In the hands of the Warner Bros Discovery CEO, David Zaslav, though, these hits aren’t evidence of how the movie business can flourish. They’re valued insofar as they can help goose the possibility of a sale. On the other side of that transaction, Netflix probably isn’t buying Warner Bros because they see a valuable library of older films and a ready-made pipeline to major theatrical releases. In a movie-centric utopia, Netflix could complement the Warner Bros slate with lower-budget romcoms, adult-driven thrillers and teen movies that big studios often ignore, as well as a regular supply of the streamer’s sideline in artistic passion projects from the likes of Martin Scorsese, Spike Lee, Noah Baumbach and David Fincher. (Maybe auteurs like Scorsese and Lee wouldn’t be scared off after a single movie, knowing that Warner Bros could actually put their films in theaters.) Netflix could also bring all manner of classic cinema into viewers’ homes.

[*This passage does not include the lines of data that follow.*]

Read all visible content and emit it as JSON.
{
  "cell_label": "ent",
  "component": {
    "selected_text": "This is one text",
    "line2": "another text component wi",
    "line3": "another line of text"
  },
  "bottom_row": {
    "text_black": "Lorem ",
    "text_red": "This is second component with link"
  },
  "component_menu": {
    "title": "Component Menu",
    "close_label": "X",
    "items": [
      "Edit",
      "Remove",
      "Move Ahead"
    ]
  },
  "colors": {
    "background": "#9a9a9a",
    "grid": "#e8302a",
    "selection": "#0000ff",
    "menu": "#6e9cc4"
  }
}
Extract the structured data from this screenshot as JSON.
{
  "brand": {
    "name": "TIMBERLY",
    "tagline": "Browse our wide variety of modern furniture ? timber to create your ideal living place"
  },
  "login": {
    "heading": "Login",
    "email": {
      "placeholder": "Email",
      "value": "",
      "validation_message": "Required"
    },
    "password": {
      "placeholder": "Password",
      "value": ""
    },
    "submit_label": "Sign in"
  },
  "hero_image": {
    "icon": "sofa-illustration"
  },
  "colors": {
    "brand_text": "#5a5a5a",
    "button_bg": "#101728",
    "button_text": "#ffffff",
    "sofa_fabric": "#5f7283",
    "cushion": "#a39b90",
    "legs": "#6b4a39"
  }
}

But judging by how many pre-1990 titles on Netflix at any given time and the awards-qualifying theatrical releases it begrudgingly gives its more prestigious projects, a rich catalog and major theatrical releases are elements of the film industry and its history that the company vaguely disdains. Netflix is buying Warner Bros mostly to eliminate the competition of HBO Max – and maybe, down the road, the broader competition of people occasionally leaving their homes for entertainment.

Oh, and the IP. Netflix subscribers received a so-sad-it’s-funny email from the company about the impending purchase, in which they crowed about “bringing some of the world’s most beloved franchises like Harry Potter, Friends, The Big Bang Theory, Casablanca, Game of Thrones and the DC Universe together with Stranger Things, Wednesday, Squid Game, Bridgerton and KPop Demon Hunters.” It’s telling that the token Warner movie that they algorithmed into this announcement is Casablanca, perhaps the most “name a movie” movie of all time (at least in the pre-1970 division), which they immediately, bafflingly, and terrifyingly describe as a “franchise”. (For that matter, how is Friends a franchise? That show has yielded one reunion special and a bunch of cheesy in-person pop-ups in the 20 years since it left the air.)

On its own, this is just corporate insensitivity and bumbling – neither particularly endemic to 2025 in particular. And yes, the movie-lover’s grandstanding over the sanctity of the theatrical experience can feel a little embarrassing. Suddenly we’re all Nicole Kidman, reading from a series of quasi-PSAs on behalf of multiplexes that forget to turn the lights down and don’t employ projectionists who can fix technical issues. Divorced from that grandiosity, though, moviegoing can be a simple pleasure, a relatively affordable escape that some companies seem hellbent on treating like a productivity problem, begging to be solved. Wouldn’t you save energy by staying home? Wouldn’t you feel like you’re saving money if you agree to give us 20 bucks a month in perpetuity for whatever stuff we can scrounge up for our homepage? Doesn’t the decision to watch a particular movie take up valuable brainpower we could colonize with an algorithm? Even if Paramount doesn’t succeed in wresting Warner away from Netflix, a hostile takeover has already begun. Tech weirdos want control of our art and leisure. We shouldn’t cede it to them.